Aborté la misión y me dediqué a disfrutar la noche con mis amigas, con mi actitud de ‘’no me importa nada/ tú te lo pierdes/ no pienso mover ni un dedo/’’, me llegaron un par de tragos a la mesa, los acepté y en el medio de la confusión te vi de nuevo, estabas recogiendo tus instrumentos, ibas y venías en un vaivén casi musical cargando cajas y demás periquitos sonoros.

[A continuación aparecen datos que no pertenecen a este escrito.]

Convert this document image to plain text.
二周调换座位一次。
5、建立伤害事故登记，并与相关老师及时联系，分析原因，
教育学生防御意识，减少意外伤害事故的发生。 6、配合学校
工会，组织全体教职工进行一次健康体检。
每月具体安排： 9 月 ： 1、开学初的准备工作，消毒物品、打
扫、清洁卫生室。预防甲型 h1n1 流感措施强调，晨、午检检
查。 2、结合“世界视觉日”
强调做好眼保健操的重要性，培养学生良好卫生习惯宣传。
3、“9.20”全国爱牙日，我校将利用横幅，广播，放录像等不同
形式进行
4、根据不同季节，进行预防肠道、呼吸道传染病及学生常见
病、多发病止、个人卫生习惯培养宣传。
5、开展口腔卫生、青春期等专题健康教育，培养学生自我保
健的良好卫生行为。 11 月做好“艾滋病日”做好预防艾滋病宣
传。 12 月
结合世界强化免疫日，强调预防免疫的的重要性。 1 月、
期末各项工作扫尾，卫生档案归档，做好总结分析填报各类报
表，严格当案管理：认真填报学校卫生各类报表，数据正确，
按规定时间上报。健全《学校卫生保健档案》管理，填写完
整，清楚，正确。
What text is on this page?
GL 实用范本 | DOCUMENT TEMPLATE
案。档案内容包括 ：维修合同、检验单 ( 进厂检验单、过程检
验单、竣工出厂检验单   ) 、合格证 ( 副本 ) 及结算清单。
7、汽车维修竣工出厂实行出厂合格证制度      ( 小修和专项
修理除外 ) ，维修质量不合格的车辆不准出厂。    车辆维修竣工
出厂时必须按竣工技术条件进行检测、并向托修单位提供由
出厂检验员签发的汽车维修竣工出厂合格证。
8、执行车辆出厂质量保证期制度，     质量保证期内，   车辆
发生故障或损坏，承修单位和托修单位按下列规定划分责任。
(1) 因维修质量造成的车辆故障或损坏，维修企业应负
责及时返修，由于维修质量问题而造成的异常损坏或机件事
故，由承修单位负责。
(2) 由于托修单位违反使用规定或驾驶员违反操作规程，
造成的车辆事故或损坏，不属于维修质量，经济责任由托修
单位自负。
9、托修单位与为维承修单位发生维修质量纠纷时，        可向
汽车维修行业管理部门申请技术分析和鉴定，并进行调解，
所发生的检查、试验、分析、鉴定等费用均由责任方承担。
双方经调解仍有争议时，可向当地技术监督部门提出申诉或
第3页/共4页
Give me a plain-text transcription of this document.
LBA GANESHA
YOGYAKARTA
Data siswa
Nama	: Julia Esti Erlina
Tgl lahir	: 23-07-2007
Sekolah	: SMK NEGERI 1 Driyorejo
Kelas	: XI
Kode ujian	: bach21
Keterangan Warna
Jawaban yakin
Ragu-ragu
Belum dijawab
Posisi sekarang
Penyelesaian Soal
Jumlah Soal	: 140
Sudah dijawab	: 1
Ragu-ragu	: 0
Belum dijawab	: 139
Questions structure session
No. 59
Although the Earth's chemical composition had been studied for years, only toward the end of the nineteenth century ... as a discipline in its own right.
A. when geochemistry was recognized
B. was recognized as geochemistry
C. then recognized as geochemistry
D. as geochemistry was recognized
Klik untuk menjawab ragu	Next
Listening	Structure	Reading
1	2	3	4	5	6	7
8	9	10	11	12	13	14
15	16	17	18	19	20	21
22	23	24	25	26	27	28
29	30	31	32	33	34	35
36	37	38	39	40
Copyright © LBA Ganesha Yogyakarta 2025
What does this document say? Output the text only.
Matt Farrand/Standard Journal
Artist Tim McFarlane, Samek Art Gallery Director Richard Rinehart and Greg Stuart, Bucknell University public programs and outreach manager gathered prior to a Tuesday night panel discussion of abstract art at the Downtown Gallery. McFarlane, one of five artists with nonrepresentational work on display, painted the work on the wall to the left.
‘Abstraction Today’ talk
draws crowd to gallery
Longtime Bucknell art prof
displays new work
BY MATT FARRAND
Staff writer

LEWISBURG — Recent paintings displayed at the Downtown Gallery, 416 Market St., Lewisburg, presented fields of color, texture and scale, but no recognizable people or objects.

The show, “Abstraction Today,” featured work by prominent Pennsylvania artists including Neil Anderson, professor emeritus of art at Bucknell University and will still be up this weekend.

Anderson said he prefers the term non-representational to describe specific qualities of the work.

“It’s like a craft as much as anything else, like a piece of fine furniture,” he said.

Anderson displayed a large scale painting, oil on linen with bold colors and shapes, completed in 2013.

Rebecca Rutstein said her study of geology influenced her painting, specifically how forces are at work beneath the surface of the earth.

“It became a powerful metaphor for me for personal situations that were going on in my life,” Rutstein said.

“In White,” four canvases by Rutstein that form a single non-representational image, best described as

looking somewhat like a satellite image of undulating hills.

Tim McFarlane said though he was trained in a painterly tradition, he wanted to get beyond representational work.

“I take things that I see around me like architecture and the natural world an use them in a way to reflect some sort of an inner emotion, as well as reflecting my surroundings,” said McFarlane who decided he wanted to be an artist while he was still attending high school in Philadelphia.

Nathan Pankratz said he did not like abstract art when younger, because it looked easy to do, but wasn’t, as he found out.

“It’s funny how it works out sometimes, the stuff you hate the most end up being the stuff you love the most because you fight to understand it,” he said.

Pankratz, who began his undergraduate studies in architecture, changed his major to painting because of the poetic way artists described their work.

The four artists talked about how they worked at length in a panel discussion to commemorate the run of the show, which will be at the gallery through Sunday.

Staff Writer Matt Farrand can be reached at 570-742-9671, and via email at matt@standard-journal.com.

Ya estabas casi listo para irte y en un ataque de valentía etílico decidí voltearme y presentarme, me dijiste tu nombre y yo fui a sentarme. Apenas llegué a la mesa otra de mis amigas me dijo ‘’Te veo lenta, devuélvete’’, y movida -no sé si por el ron, los cigarros o lo lindo que me parecías- hice que me pidieras el número.
Venía ya caminando con cara de ‘’al menos el hombre tiene mi número’’, cuando empezó mi subconsciente a sabotear, vino otro ron, otro trago y medio cigarro y mi celular vibró solo en la mesa.
Lo cogí despreocupadamente pensando en que tal vez sería la carcelera de mi madre preguntando a que horas llegaría a casa cuando vi que era un sms del músico en cuestión, o tuyo, para empezar a tutearte como es debido.
Y traté durante todo este tiempo de no escribir sobre ti, ni sobre nuestras maravillosas y escasas salidas, y traté de no pensar en tu forma de mirar y en tus puntos de vista tan radicales, ni en tu barba ni en el hecho de que le vayas al Barça.
Traté –sin éxito- de que te desencantaras de mi, para así yo evitarme el sustico de que me gustes más de la cuenta.
Pero sencillamente es un intento fallido.
Me gustas, y por más que trate de alejarte si quiero tenerte a mi lado. No sé por cuánto tiempo, pero tenerte a mi lado. Tal vez duremos lo que dura una canción de Pedro Aznar o tal vez seas todo un playlist en mi ipod…no lo sé.
Quiero que seas -por los momentos- mi toque acústico... mi disco unplugged...
Solo sé que me gustas, y que eso –al menos ahora- es suficiente.